We've found so far that Malaysia loves it's abbreviations, which is quite handy when visiting Kota Kinabalu to be able to shorten it to KK. However, upon arrival at KK we couldn't find TBH, that is the bleedin' hotel. We'd used a previously reliable source to book our accommodation but, it has to be said that on their site there was no outside 'view' of the hotel. It all became a bit concerning when we got into the taxi at the airport and the driver said 'that must be a new one – I've never heard of it'. As we'd had a check on Google Maps beforehand so we were able to tell him some landmarks nearby and where it was SUPPOSED TO BE. Anyway, we arrived and he was saying 'I can't see it', but we were still confident (at that point). We got him to drop us off and then between us spent around 2 hours looking, trying to phone and asking locals for the flippin Yomi hotel. After several calls, the phone was eventually answered and when asked if that was the Yomi hotel, the person at the other end of the line said 'Yes'. When asked where they were because we were in KK looking for them, the line suddenly went dead and the phone wasn't answered again after that. That's a short summary of a frustrating and anxious couple of hours before we finally gave up and checked into the hotel where we had been dropped by the taxi driver.

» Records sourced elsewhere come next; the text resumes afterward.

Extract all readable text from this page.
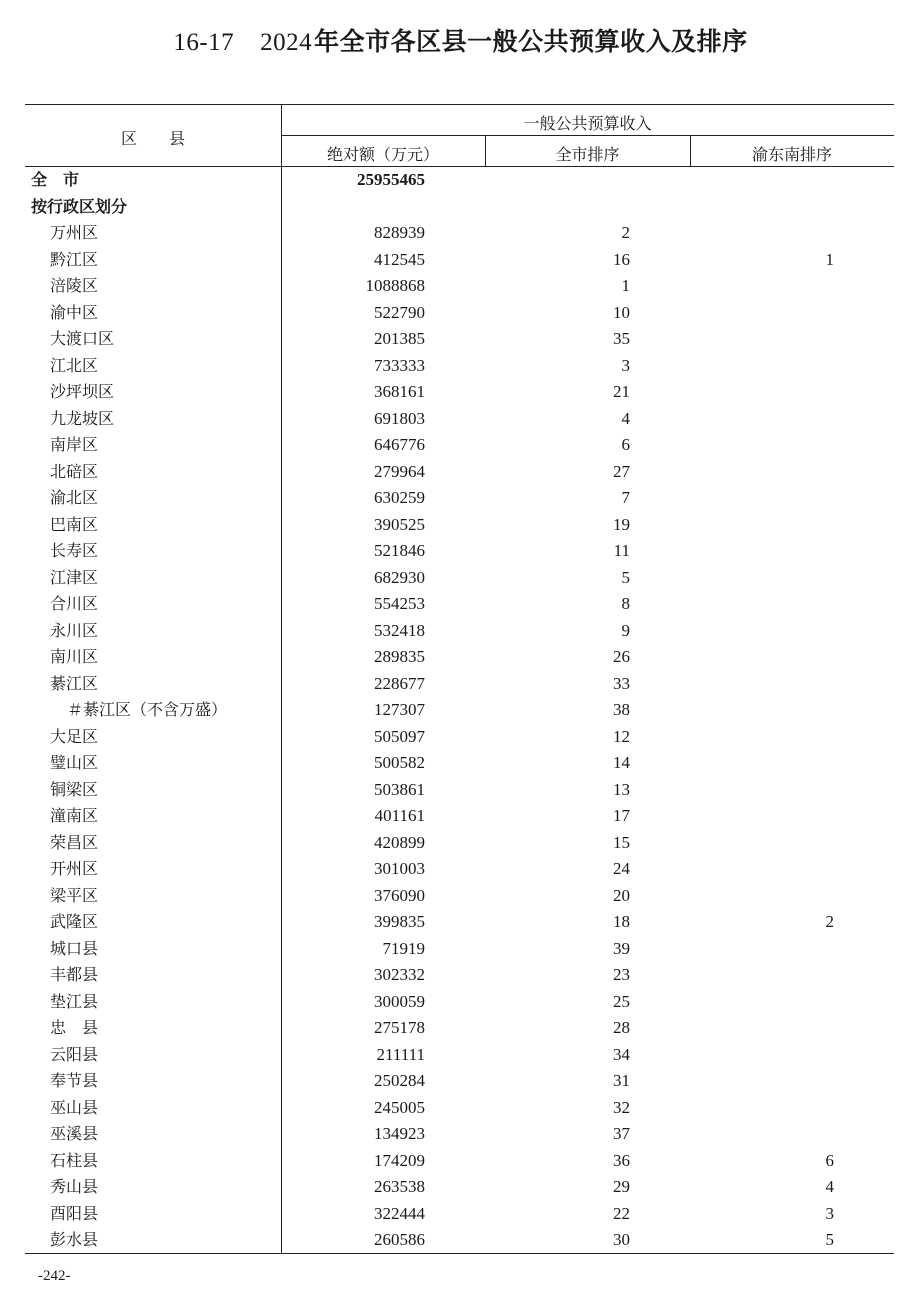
16-17 2024年全市各区县一般公共预算收入及排序
区　　县
一般公共预算收入
绝对额（万元）	全市排序	渝东南排序
全　市	25955465
按行政区划分
万州区	828939	2
黔江区	412545	16	1
涪陵区	1088868	1
渝中区	522790	10
大渡口区	201385	35
江北区	733333	3
沙坪坝区	368161	21
九龙坡区	691803	4
南岸区	646776	6
北碚区	279964	27
渝北区	630259	7
巴南区	390525	19
长寿区	521846	11
江津区	682930	5
合川区	554253	8
永川区	532418	9
南川区	289835	26
綦江区	228677	33
＃綦江区（不含万盛）	127307	38
大足区	505097	12
璧山区	500582	14
铜梁区	503861	13
潼南区	401161	17
荣昌区	420899	15
开州区	301003	24
梁平区	376090	20
武隆区	399835	18	2
城口县	71919	39
丰都县	302332	23
垫江县	300059	25
忠　县	275178	28
云阳县	211111	34
奉节县	250284	31
巫山县	245005	32
巫溪县	134923	37
石柱县	174209	36	6
秀山县	263538	29	4
酉阳县	322444	22	3
彭水县	260586	30	5
-242-
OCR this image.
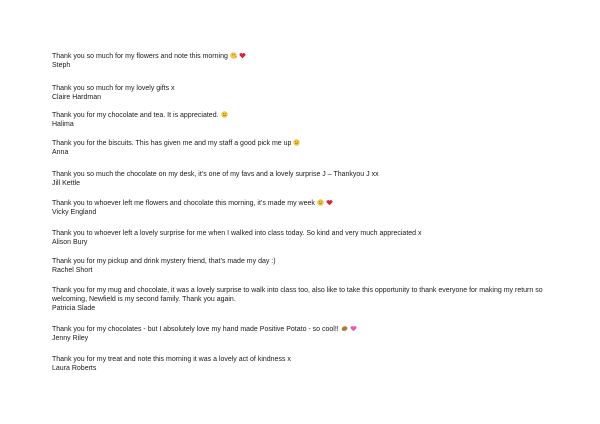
Thank you so much for my flowers and note this morning
Steph
Thank you so much for my lovely gifts x
Claire Hardman
Thank you for my chocolate and tea. It is appreciated.
Halima
Thank you for the biscuits. This has given me and my staff a good pick me up
Anna
Thank you so much the chocolate on my desk, it’s one of my favs and a lovely surprise J – Thankyou J xx
Jill Kettle
Thank you to whoever left me flowers and chocolate this morning, it’s made my week
Vicky England
Thank you to whoever left a lovely surprise for me when I walked into class today. So kind and very much appreciated x
Alison Bury
Thank you for my pickup and drink mystery friend, that’s made my day :)
Rachel Short
Thank you for my mug and chocolate, it was a lovely surprise to walk into class too, also like to take this opportunity to thank everyone for making my return so welcoming, Newfield is my second family. Thank you again.
Patricia Slade
Thank you for my chocolates - but I absolutely love my hand made Positive Potato - so cool!!
Jenny Riley
Thank you for my treat and note this morning it was a lovely act of kindness x
Laura Roberts
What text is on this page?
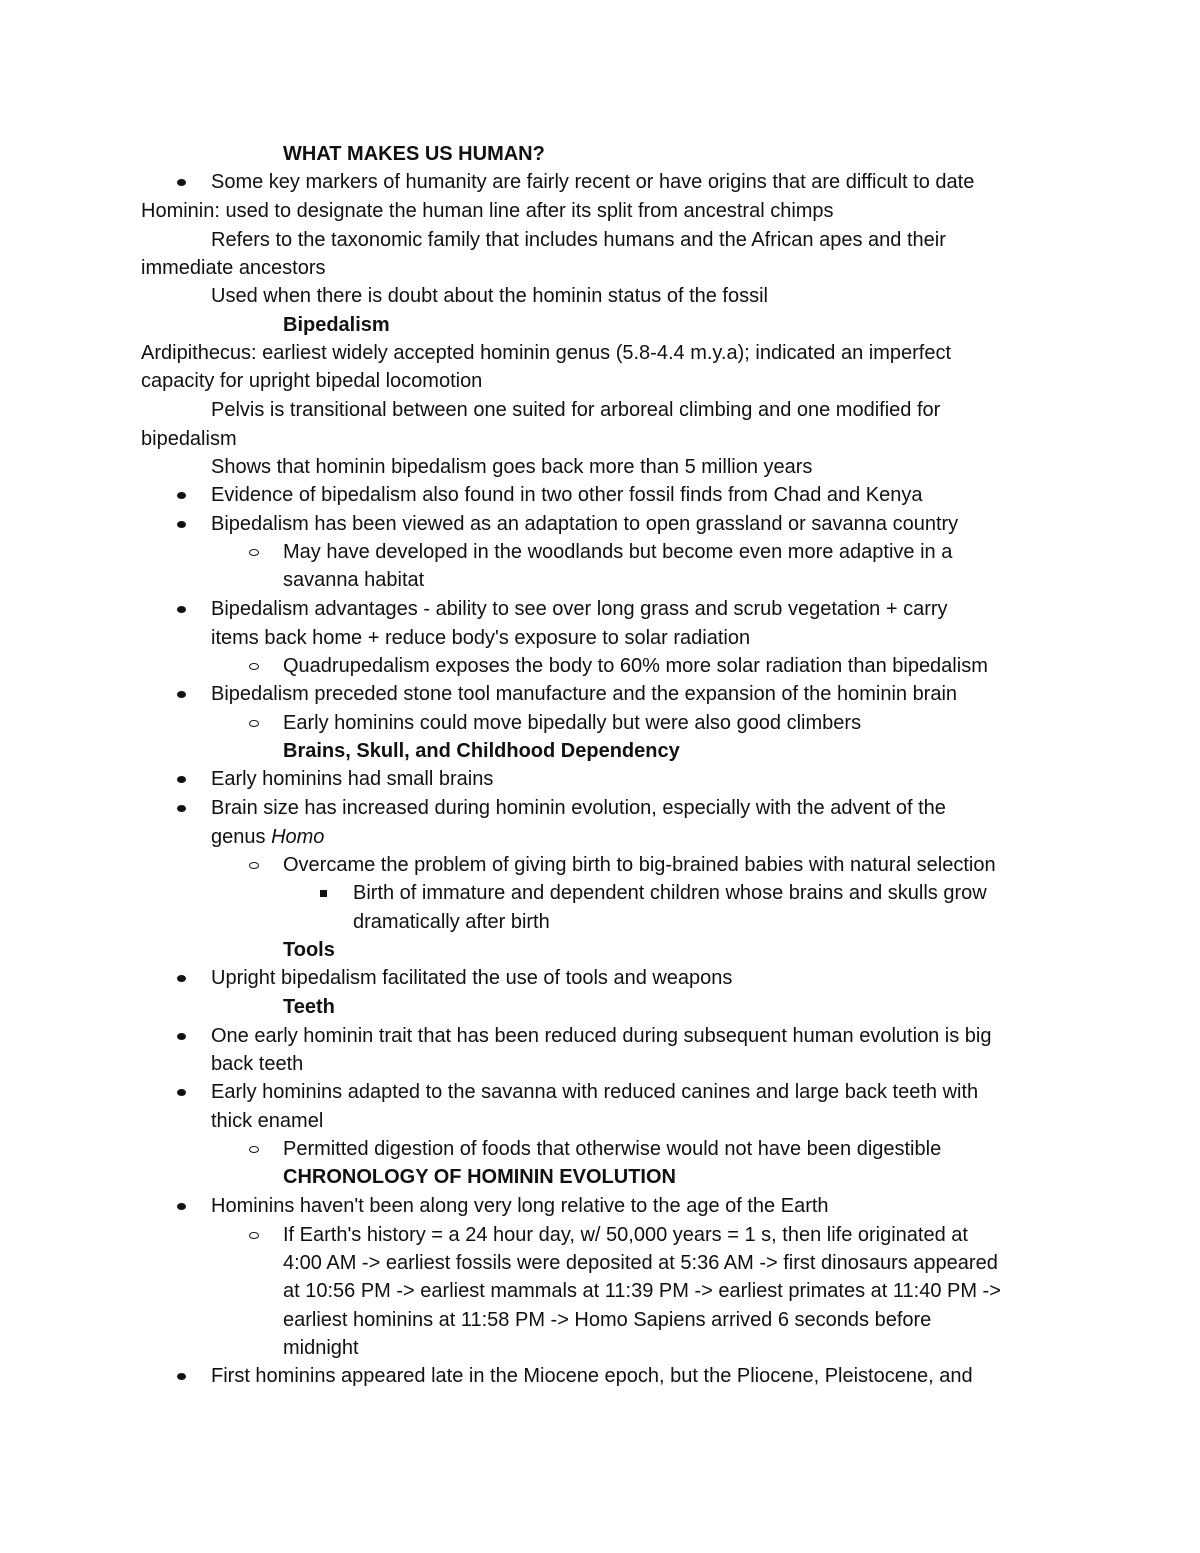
WHAT MAKES US HUMAN?
Some key markers of humanity are fairly recent or have origins that are difficult to date
Hominin: used to designate the human line after its split from ancestral chimps
Refers to the taxonomic family that includes humans and the African apes and their
immediate ancestors
Used when there is doubt about the hominin status of the fossil
Bipedalism
Ardipithecus: earliest widely accepted hominin genus (5.8-4.4 m.y.a); indicated an imperfect
capacity for upright bipedal locomotion
Pelvis is transitional between one suited for arboreal climbing and one modified for
bipedalism
Shows that hominin bipedalism goes back more than 5 million years
Evidence of bipedalism also found in two other fossil finds from Chad and Kenya
Bipedalism has been viewed as an adaptation to open grassland or savanna country
May have developed in the woodlands but become even more adaptive in a
savanna habitat
Bipedalism advantages - ability to see over long grass and scrub vegetation + carry
items back home + reduce body's exposure to solar radiation
Quadrupedalism exposes the body to 60% more solar radiation than bipedalism
Bipedalism preceded stone tool manufacture and the expansion of the hominin brain
Early hominins could move bipedally but were also good climbers
Brains, Skull, and Childhood Dependency
Early hominins had small brains
Brain size has increased during hominin evolution, especially with the advent of the
genus Homo
Overcame the problem of giving birth to big-brained babies with natural selection
Birth of immature and dependent children whose brains and skulls grow
dramatically after birth
Tools
Upright bipedalism facilitated the use of tools and weapons
Teeth
One early hominin trait that has been reduced during subsequent human evolution is big
back teeth
Early hominins adapted to the savanna with reduced canines and large back teeth with
thick enamel
Permitted digestion of foods that otherwise would not have been digestible
CHRONOLOGY OF HOMININ EVOLUTION
Hominins haven't been along very long relative to the age of the Earth
If Earth's history = a 24 hour day, w/ 50,000 years = 1 s, then life originated at
4:00 AM -> earliest fossils were deposited at 5:36 AM -> first dinosaurs appeared
at 10:56 PM -> earliest mammals at 11:39 PM -> earliest primates at 11:40 PM ->
earliest hominins at 11:58 PM -> Homo Sapiens arrived 6 seconds before
midnight
First hominins appeared late in the Miocene epoch, but the Pliocene, Pleistocene, and
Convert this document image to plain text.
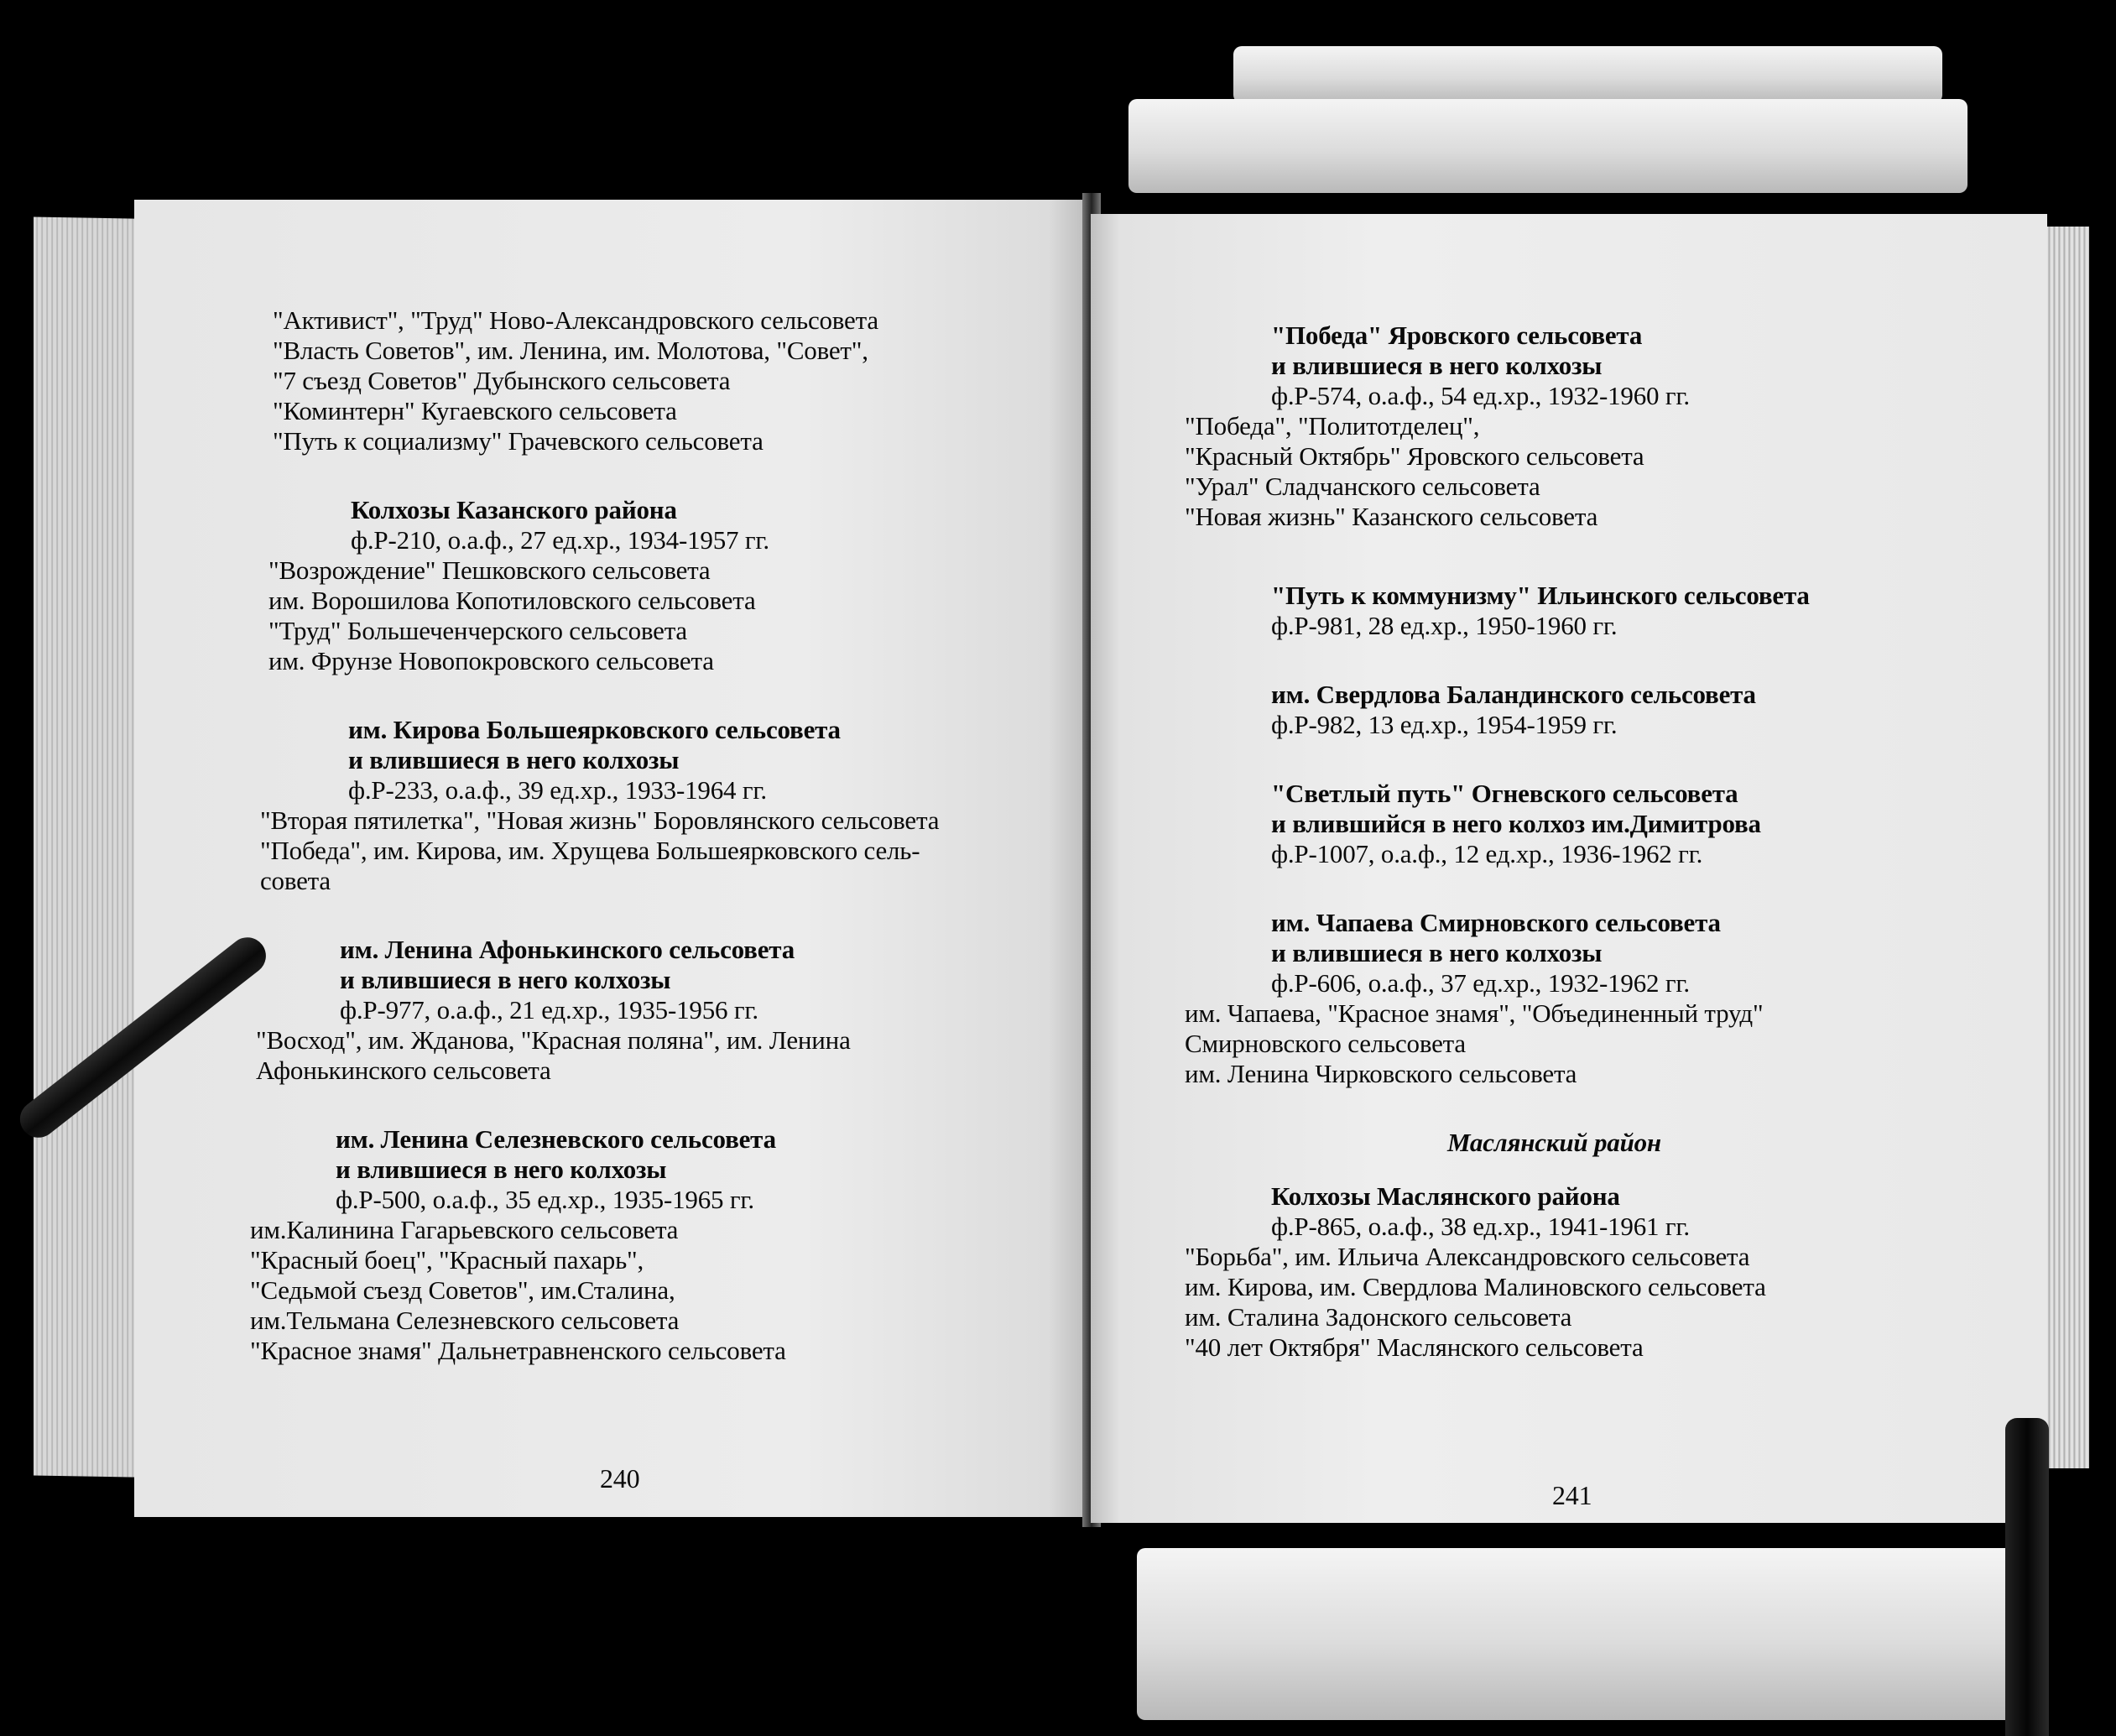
"Активист", "Труд" Ново-Александровского сельсовета
"Власть Советов", им. Ленина, им. Молотова, "Совет",
"7 съезд Советов" Дубынского сельсовета
"Коминтерн" Кугаевского сельсовета
"Путь к социализму" Грачевского сельсовета
Колхозы Казанского района
ф.Р-210, о.а.ф., 27 ед.хр., 1934-1957 гг.
"Возрождение" Пешковского сельсовета
им. Ворошилова Копотиловского сельсовета
"Труд" Большеченчерского сельсовета
им. Фрунзе Новопокровского сельсовета
им. Кирова Большеярковского сельсовета
и влившиеся в него колхозы
ф.Р-233, о.а.ф., 39 ед.хр., 1933-1964 гг.
"Вторая пятилетка", "Новая жизнь" Боровлянского сельсовета
"Победа", им. Кирова, им. Хрущева Большеярковского сель-
совета
им. Ленина Афонькинского сельсовета
и влившиеся в него колхозы
ф.Р-977, о.а.ф., 21 ед.хр., 1935-1956 гг.
"Восход", им. Жданова, "Красная поляна", им. Ленина
Афонькинского сельсовета
им. Ленина Селезневского сельсовета
и влившиеся в него колхозы
ф.Р-500, о.а.ф., 35 ед.хр., 1935-1965 гг.
им.Калинина Гагарьевского сельсовета
"Красный боец", "Красный пахарь",
"Седьмой съезд Советов", им.Сталина,
им.Тельмана Селезневского сельсовета
"Красное знамя" Дальнетравненского сельсовета
240
"Победа" Яровского сельсовета
и влившиеся в него колхозы
ф.Р-574, о.а.ф., 54 ед.хр., 1932-1960 гг.
"Победа", "Политотделец",
"Красный Октябрь" Яровского сельсовета
"Урал" Сладчанского сельсовета
"Новая жизнь" Казанского сельсовета
"Путь к коммунизму" Ильинского сельсовета
ф.Р-981, 28 ед.хр., 1950-1960 гг.
им. Свердлова Баландинского сельсовета
ф.Р-982, 13 ед.хр., 1954-1959 гг.
"Светлый путь" Огневского сельсовета
и влившийся в него колхоз им.Димитрова
ф.Р-1007, о.а.ф., 12 ед.хр., 1936-1962 гг.
им. Чапаева Смирновского сельсовета
и влившиеся в него колхозы
ф.Р-606, о.а.ф., 37 ед.хр., 1932-1962 гг.
им. Чапаева, "Красное знамя", "Объединенный труд"
Смирновского сельсовета
им. Ленина Чирковского сельсовета
Маслянский район
Колхозы Маслянского района
ф.Р-865, о.а.ф., 38 ед.хр., 1941-1961 гг.
"Борьба", им. Ильича Александровского сельсовета
им. Кирова, им. Свердлова Малиновского сельсовета
им. Сталина Задонского сельсовета
"40 лет Октября" Маслянского сельсовета
241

The new hotel was good, and the staff exceedingly helpful – in fact they had tried to look up the 'virtual' Yomi hotel when we unloaded our cases from the taxi. During the night however, the air con unit must have realised that we were mug punters and also started (to coin an Aussie phrase) p1ss1ng all over us as the water started to reverse back into the room, so much so that they could now advertise it as having it's own pool. Thankfully, we'd already decided to check on other hotels in the area for the remainder of our stay and the rest of our time in KK was spent in an alternative, but real hotel. We explored the surrounding area and visited a complex that housed the local museum, art gallery and cultural village. Sadly, most of it was closed for renovations (and had probably been so for many years). We did wander around the dilapidated exhibitions though and whilst looking at some information about the carnival queen, we read a small newspaper article on the same page from 1961 about a couple of guys who were charged and fined for public spitting. What a shame that sort of legislation seems to have been given up on. If people were still fined for spitting it could help to end the current downturn in the economy – particularly with high-profile sports stars contributing back some of their earnings into the pot. Alternatively, how about a spitting tax instead of 20% VAT? Anyway, time to move on.
Our whole time in KK was really relaxing, in fact many a morning it was really difficult to drag ourselves out of the hotel after nights of very strange dreams no doubt courtesy of the renewed intake of malaria tablets.
One morning we did manage to get up early enough to make a wander to Jesselton Pier to catch a boat over to Manukan National Park and make a day of it. Whilst there we witnessed large monitor lizzards and mud skipper jumping fish and jumping crabs.
Back on the main land we hired a little red moped for a couple of days, which saw us travel out to a Wildlife Park (when did such places stop being called zoos?). Much like the museum, some of the park seemed to be closed off when we got there too. However we did manage to stay for a good part of the day and that meant we witnessed some of the feeding times. We were very surprised that the most 'entertaining' and noisy was the otters - boy those blighters can screech. Having the bike meant that we got around to different areas in KK, we tried to see a couple of sunsets on the west facing coast, but only one was really impressive and included a couple in some traditional dress on the shore-line as an added bonus.
Our final day with the bike took us off to find a bit of beach and what better than a private beach taken up by one of the Shangri-La hotels. As we arrived on our rented scooter, we waved at the security guards on the entry point and said hi to all the staff as we blagged our way to the beach front, where one of us ended up as red as the moped itself.